= Francis Davies (bishop) =

Welsh bishop (1605–1675)

Francis Davies (14 March 1605 - 14 March 1675) was a Welsh clergyman who was Bishop of Llandaff from 1667 until his death.

==Life==
Davies was born in Glamorgan, Wales and educated at Jesus College, Oxford, matriculating in November 1621. He was awarded his BA in 1625, his MA in 1628 and a BD degree in 1640. He is also said to have become a Fellow of Jesus College before taking his BD degree, but he is not included in the list of fellows in Ernest Hardy's history of the college. He took the degree of DD in 1661. After being ordained, he was rector of Pentyrch and Radyr in Glamorgan (1630 onwards), and of Llangan with Llantrithyd (1638 onwards), surrendering Llantrithyd soon after becoming a prebendary of Llandaff Cathedral in 1639. His opposition to church reforms led to his losing his parishes at some point between 1646 and 1650, although he received some concessions such as payment of some tithes to him or his brothers. He supplemented his income by running a school and, later, moving to London to become chaplain to the wife of the royalist Henry Mordaunt, 2nd Earl of Peterborough.

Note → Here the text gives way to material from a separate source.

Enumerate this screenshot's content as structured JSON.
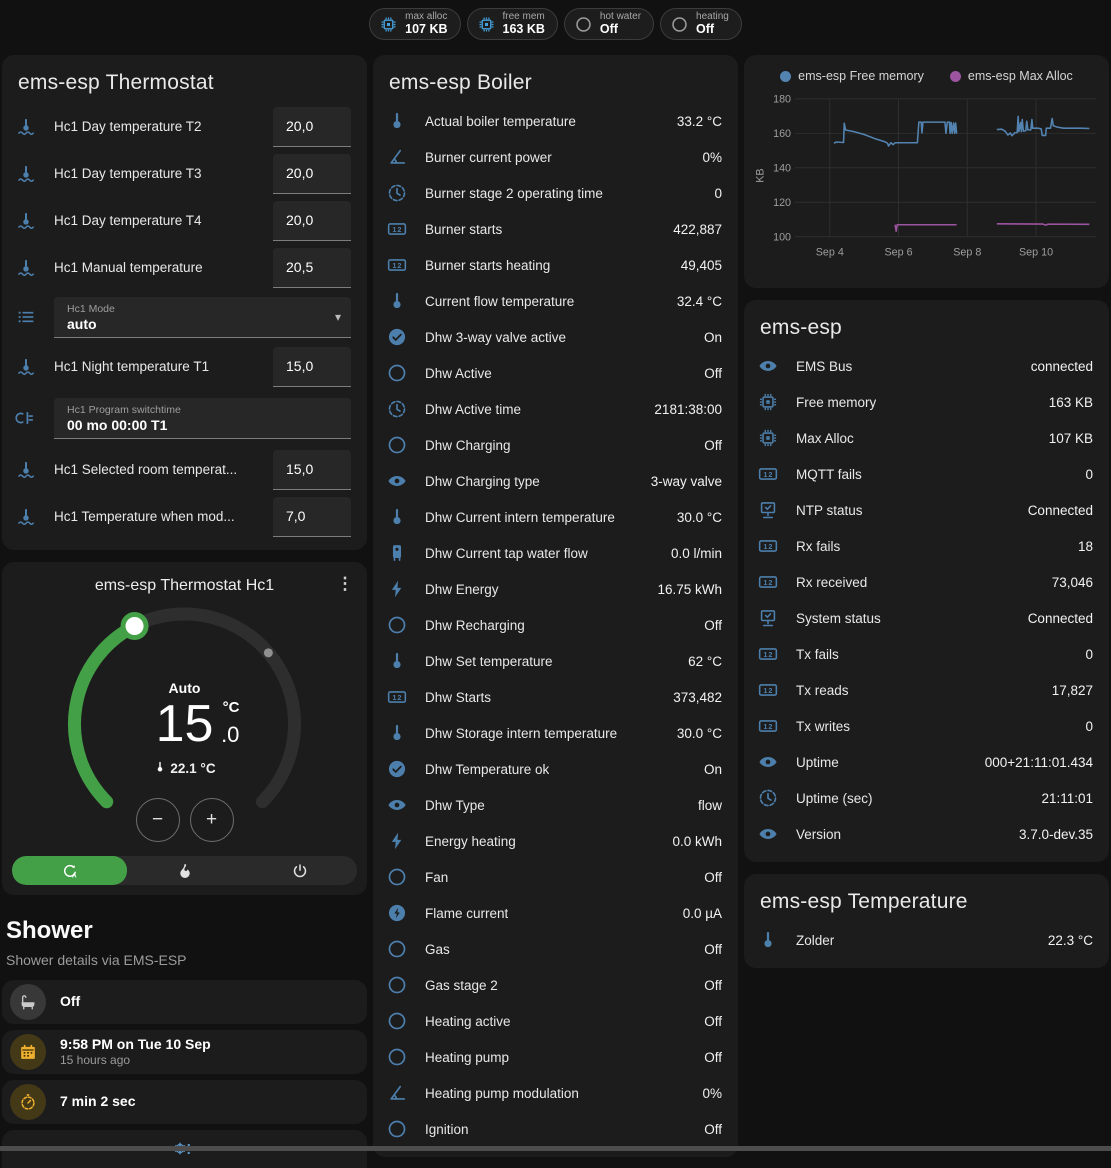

After the Restoration of Charles II, Davies became Archdeacon of Llandaff in 1660, and Bishop of Llandaff in 1667. Whilst bishop, he restored the cathedral library and installed the largest bell in the bell-tower. Having never married, he left his small estate to his brother, other relations and his servants. He died on his seventieth birthday in 1675 and was buried in front of the cathedral altar. His gravestone was found after the cathedral was bombed in 1941 during the Second World War.